El Ayuntamiento acudirá a la banca para solicitar un nuevo préstamo por valor de 26 millones de euros para hacer frente a las inversiones previstas en el presupuesto municipal de 2010 aprobado el pasado marzo. Así lo aprobaron ayer los grupos municipales de IU y PSOE frente a la férrea oposición del PP, quien dudó de que la Junta vaya a autorizar esta nueva operación de ampliación de la deuda municipal, puesto que supone agravar la situación de las arcas municipales. Así lo indicó el edil popular Ricardo Rojas, quien señaló que «ya hasta dudamos de los cuadrantes de los remanentes y del dinero que dicen que hay en las arcas municipales».
Para Rojas, esta nueva operación supone «trampear» las cuentas públicas. Indicó que ahora se solicita un dinero para las inversiones de este año, que no llegará a tiempo debido a que faltan algo más de dos meses para que que acabe 2010. Además, la operación debe contar con el visto bueno de la Junta y luego cerrar el acuerdo con los distintos bancos. Rojas indicó que el dinero solicitado irá al presupuesto de 2011 como remanente, «que es lo que hace siempre el equipo de gobierno, como no aprueba la asignatura pendiente, repite curso año tras año».
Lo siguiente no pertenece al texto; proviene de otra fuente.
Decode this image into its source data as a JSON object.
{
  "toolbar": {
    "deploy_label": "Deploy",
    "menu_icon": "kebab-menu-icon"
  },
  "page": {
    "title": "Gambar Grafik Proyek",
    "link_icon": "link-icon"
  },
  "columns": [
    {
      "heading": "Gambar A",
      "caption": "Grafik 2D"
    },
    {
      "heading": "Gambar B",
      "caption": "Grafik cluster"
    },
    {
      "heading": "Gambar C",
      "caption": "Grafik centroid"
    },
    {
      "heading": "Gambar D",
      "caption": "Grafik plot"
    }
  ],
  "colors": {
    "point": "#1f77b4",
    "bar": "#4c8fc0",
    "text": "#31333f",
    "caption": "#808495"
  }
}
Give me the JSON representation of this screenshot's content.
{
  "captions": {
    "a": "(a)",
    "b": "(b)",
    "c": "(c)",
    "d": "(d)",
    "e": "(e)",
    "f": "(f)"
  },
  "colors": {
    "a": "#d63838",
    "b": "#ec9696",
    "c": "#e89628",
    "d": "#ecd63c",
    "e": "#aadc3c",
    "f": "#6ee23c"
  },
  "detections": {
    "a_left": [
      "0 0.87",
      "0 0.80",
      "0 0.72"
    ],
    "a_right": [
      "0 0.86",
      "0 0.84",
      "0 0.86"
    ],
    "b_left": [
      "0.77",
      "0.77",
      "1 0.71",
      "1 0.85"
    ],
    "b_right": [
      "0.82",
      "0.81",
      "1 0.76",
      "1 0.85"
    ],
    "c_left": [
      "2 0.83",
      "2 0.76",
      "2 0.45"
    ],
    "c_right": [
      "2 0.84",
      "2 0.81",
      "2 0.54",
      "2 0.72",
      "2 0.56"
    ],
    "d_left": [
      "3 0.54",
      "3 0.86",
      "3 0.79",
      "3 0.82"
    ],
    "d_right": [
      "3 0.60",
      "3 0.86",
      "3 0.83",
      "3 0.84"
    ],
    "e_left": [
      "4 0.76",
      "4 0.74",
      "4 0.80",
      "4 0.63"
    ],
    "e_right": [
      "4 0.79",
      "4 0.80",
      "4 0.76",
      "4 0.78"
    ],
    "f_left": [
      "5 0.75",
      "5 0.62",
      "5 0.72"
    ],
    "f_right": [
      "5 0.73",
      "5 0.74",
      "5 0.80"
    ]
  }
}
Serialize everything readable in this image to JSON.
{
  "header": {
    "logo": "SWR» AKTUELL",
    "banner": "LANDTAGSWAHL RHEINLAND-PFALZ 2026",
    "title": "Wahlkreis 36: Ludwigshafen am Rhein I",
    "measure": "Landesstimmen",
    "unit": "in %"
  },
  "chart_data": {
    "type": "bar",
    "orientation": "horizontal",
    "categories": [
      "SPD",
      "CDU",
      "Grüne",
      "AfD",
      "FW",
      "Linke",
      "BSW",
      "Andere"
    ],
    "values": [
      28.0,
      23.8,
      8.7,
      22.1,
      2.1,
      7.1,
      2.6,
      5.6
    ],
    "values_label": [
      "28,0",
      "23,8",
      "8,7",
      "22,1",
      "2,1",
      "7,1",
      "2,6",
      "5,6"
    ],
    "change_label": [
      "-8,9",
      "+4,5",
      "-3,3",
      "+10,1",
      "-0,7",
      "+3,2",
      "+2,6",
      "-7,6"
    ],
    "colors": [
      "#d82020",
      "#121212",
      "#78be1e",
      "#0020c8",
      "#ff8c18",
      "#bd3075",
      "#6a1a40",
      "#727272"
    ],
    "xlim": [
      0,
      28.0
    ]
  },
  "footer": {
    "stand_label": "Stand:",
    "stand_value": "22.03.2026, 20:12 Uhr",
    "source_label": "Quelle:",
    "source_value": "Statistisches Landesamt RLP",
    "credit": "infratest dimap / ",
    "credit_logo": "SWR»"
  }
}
Por su parte, el delegado de Hacienda, Alfonso Igualada, indicó que, en contra de «los agoreros de la bancada de enfrente (en referencia a los ediles del PP), el sector financiero sigue confiando en el Ayuntamiento». Rojas le rebatió indicando que esta operación «no supone un ahorro, sino que alargar la vida de un préstamo es dejar de pagar hoy al banco para pagarle más mañana».
Además, el edil popular reprochó al equipo de gobierno que no hubiera abordado esta ampliación de la deuda en marzo, cuando se aprobó el presupuesto, y lo haga ahora, cuando va a acabar el año natural. De igual modo, criticó las 110 modificaciones que ha sufrido el presupuesto municipal desde que se aprobó. «Que malos sois haciendo presupuestos, ni una ama de casa hace tantas modificaciones para ajustarse al dinero que tiene», añadió.
El concejal de Hacienda, Francisco Tejada, acusó al PP de practicar el «filibusterismo político», que es una obstrucción a las iniciativas municipales, ya que «van a los barrios donde hace falta invertir para criticarnos y luego votan en contra de esas inversiones en el Pleno».